To investigate the protective potential of Esculentoside A (EsA) against oxidative stress and neuronal apoptosis following spinal cord injury (SCI) and to elucidate the associated molecular mechanisms.
Approach:
Animal Model: SCI was modeled in rats via contusion using the PSI-IH 0400 Striker impactor.
Treatment: Rats were treated intraperitoneally with 10 mg/kg EsA once daily.
Assessment Methods: Motor function was evaluated using the BBB scale, grid walk analysis, and footprint test. Histopathological alterations were examined by HE, LFB, and Nissl staining.
Biomarker Analysis: Oxidative stress markers and antioxidant enzymes were quantified in spinal cord homogenates using commercial assay kits.
Mechanistic Studies: Western blot, immunofluorescence staining, and molecular docking were employed to investigate underlying mechanisms.
Key Findings:
EsA significantly improved motor function and reduced histopathological damage in SCI rats.
EsA treatment resulted in significant improvements in oxidative stress biomarkers, including hydrogen peroxide and malondialdehyde, and reduced neuronal apoptosis.

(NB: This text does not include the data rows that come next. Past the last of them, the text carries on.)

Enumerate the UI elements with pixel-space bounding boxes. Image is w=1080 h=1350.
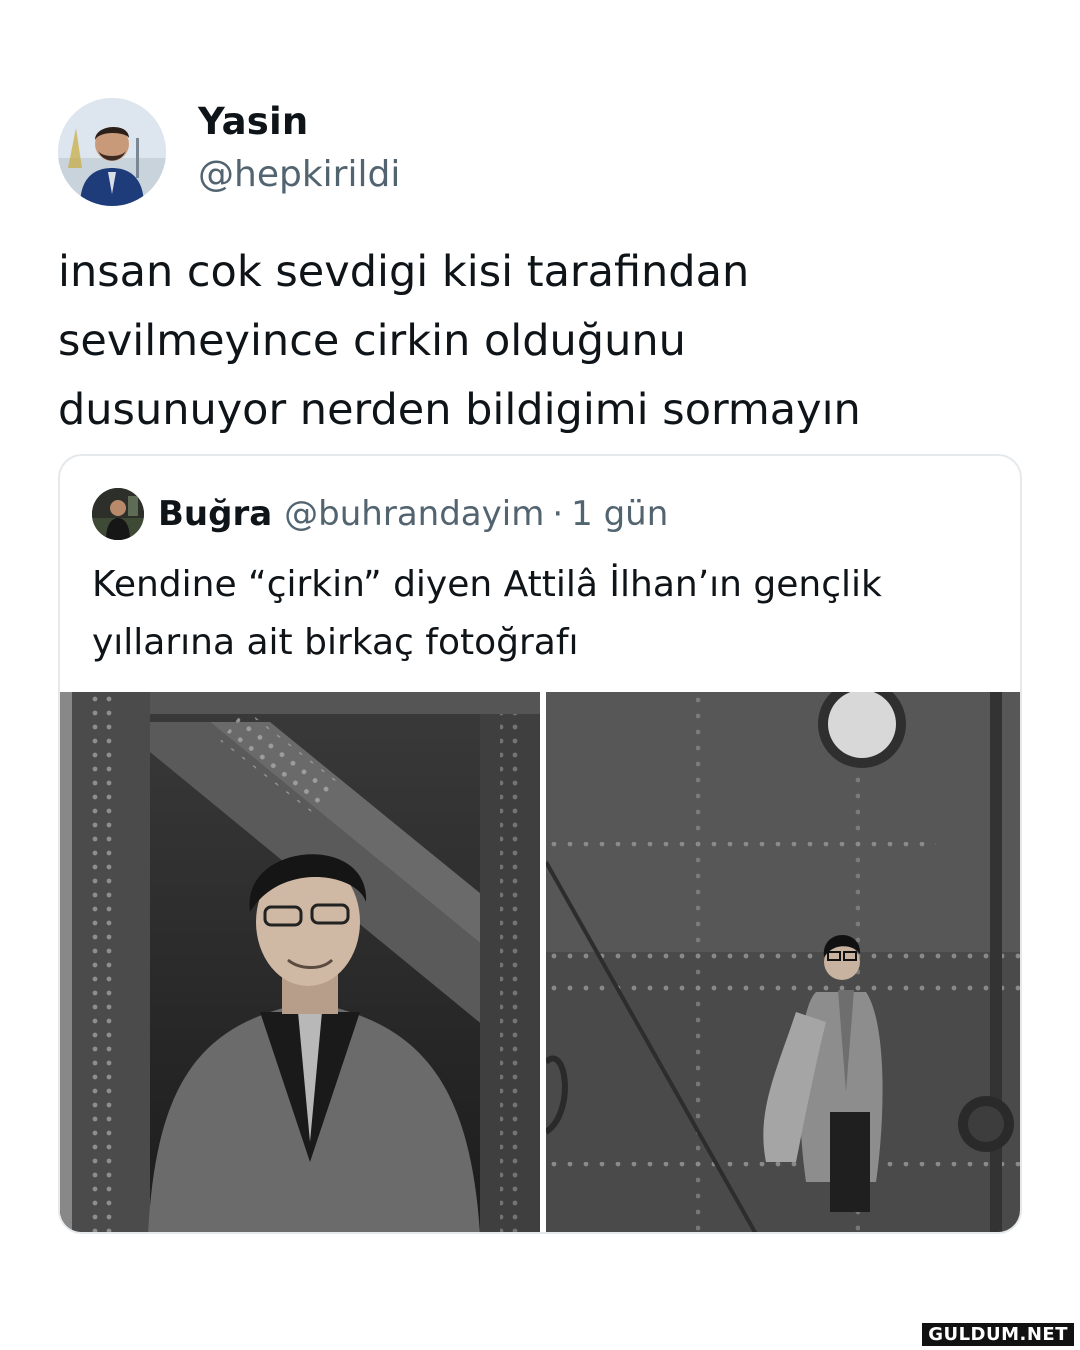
quoted-tweet-line: Kendine “çirkin” diyen Attilâ İlhan’ın g… [92,564,882,605]
watermark-logo: GULDUM.NET [922,1323,1074,1346]
separator-dot: · [552,494,564,534]
photo-portrait[interactable] [60,692,540,1232]
tweet-line: dusunuyor nerden bildigimi sormayın [58,385,861,435]
quoted-tweet-text: Kendine “çirkin” diyen Attilâ İlhan’ın g… [92,556,992,672]
bw-photo-portrait-bridge-icon [60,692,540,1232]
quoted-tweet-header: Buğra @buhrandayim · 1 gün [92,486,668,542]
profile-photo-icon [92,488,144,540]
author-avatar[interactable] [58,98,166,206]
author-handle[interactable]: @hepkirildi [198,154,400,195]
bw-photo-ship-hull-icon [546,692,1020,1232]
quoted-tweet-time[interactable]: 1 gün [571,494,668,534]
tweet-text: insan cok sevdigi kisi tarafindan sevilm… [58,238,1038,445]
profile-photo-icon [58,98,166,206]
tweet-line: insan cok sevdigi kisi tarafindan [58,247,750,297]
quoted-tweet-line: yıllarına ait birkaç fotoğrafı [92,622,579,663]
photo-grid [60,692,1020,1232]
photo-ship[interactable] [546,692,1020,1232]
quoted-tweet-card[interactable]: Buğra @buhrandayim · 1 gün Kendine “çirk… [58,454,1022,1234]
quoted-author-handle[interactable]: @buhrandayim [284,494,544,534]
quoted-author-avatar[interactable] [92,488,144,540]
author-display-name[interactable]: Yasin [198,100,308,143]
tweet-line: sevilmeyince cirkin olduğunu [58,316,686,366]
quoted-author-name[interactable]: Buğra [158,494,272,534]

Activation of the Nrf2/HO-1 pathway was associated with the neuroprotective effects of EsA.
Interpretation:
EsA exerts a neuroprotective effect against SCI by modulating oxidative stress and neuronal apoptosis, partially through activation of the Nrf2/HO-1 pathway.
Limitations:
The study was conducted in a rat model, which may limit the generalizability of the findings to humans.
Further studies are needed to fully elucidate the molecular mechanisms involved.
Conclusion:
EsA reduces oxidative stress and neuronal apoptosis in spinal cord injury.